As enrollment in high deductible health plans grows, so does the number of people with a Health Savings Account (HSA). HSAs are great for saving money on taxes and healthcare expenses. Plus, the HSA is owned by the account holder and stays with that person for the life of the account, even if they switch companies or retire. Whether you have only recently signed up for an HSA or have had one for years, you need to know what happens to your HSA when you die. If you name an HSA beneficiary now, there will be one less thing to worry about.
Health Savings Accounts are very popular and with good reason. First, the triple tax advantage of tax-free contributions, tax-free withdrawals for qualified expenses, and tax-free interest and investment income makes them very valuable.
Second, year after year, your account balance rolls over, meaning that any money that wasn’t spent stays in the account. HSAs don’t have a “use it or lose it” policy, like with some Flexible Spending Accounts.
With tax-free growth, investment options, and rollover, your HSA can grow to a pretty sizeable balance. With that in mind, you need to prepare for when the Grim Reaper comes calling.
As an HSA account holder, you need to name a beneficiary for your Health Savings Account. Just like a 401(k), IRA, or other retirement account, the money can be passed on.
Your beneficiary does not have to be your spouse or child. You can choose Aunt Sally, Cousin Ed, or anyone else you want to have the money. However, the rules apply differently for different types of relationships.
If you’re married and name your spouse as beneficiary, he or she will take over the HSA in their name and it will become their own. They can use account balance for qualified healthcare expenses without being taxed, even if they are not enrolled in a HDHP. If they do have an HDHP, then the spouse can also contribute to the newly acquired HSA.
If you decide to designate someone other than a spouse as beneficiary, the rules are much different. The person will have to claim the HSA funds on their taxes in the year of your death. The non-spouse beneficiary assumes full responsibility and the entire account balance is taxable in one year, which could be a huge tax hit for them.
There is one caveat: the non-spouse beneficiary can reduce the taxable amount by paying for any qualified medical expenses for the deceased (you) within one year of your death.
If you have an estate, you may also choose to name your estate as your HSA beneficiary.
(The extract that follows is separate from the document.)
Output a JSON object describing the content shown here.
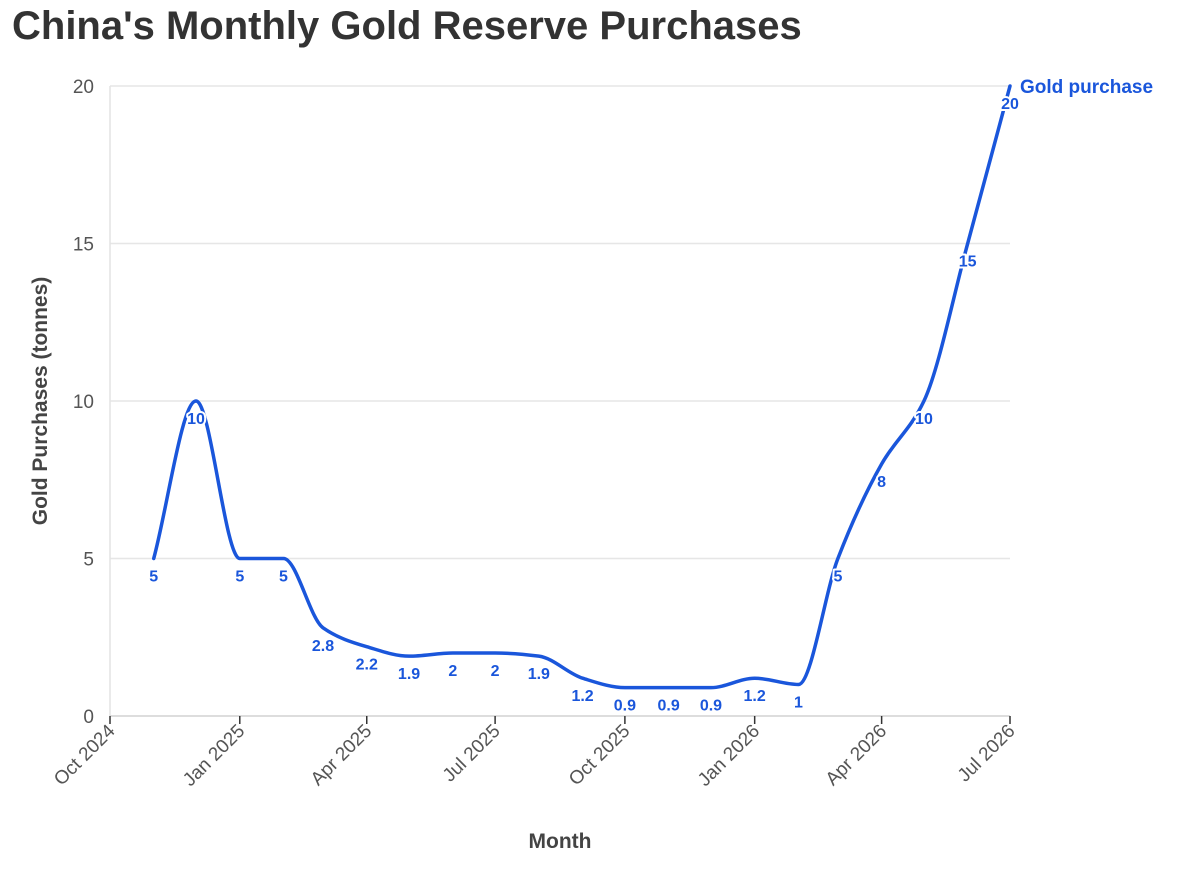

If the estate is the beneficiary, then the total distribution is in included on the deceased HSA owner’s (your) final tax return.*
Your account will be included in your estate.
You may be wondering if you can use your HSA to pay for your funeral or burial expenses. The answer is no, because funeral and burial expenses are not considered qualified healthcare expenses.
Be sure to name an HSA beneficiary. You and your loved ones will have better peace of mind when your time comes.
*For estate or tax planning advice, contact a professional tax consultant.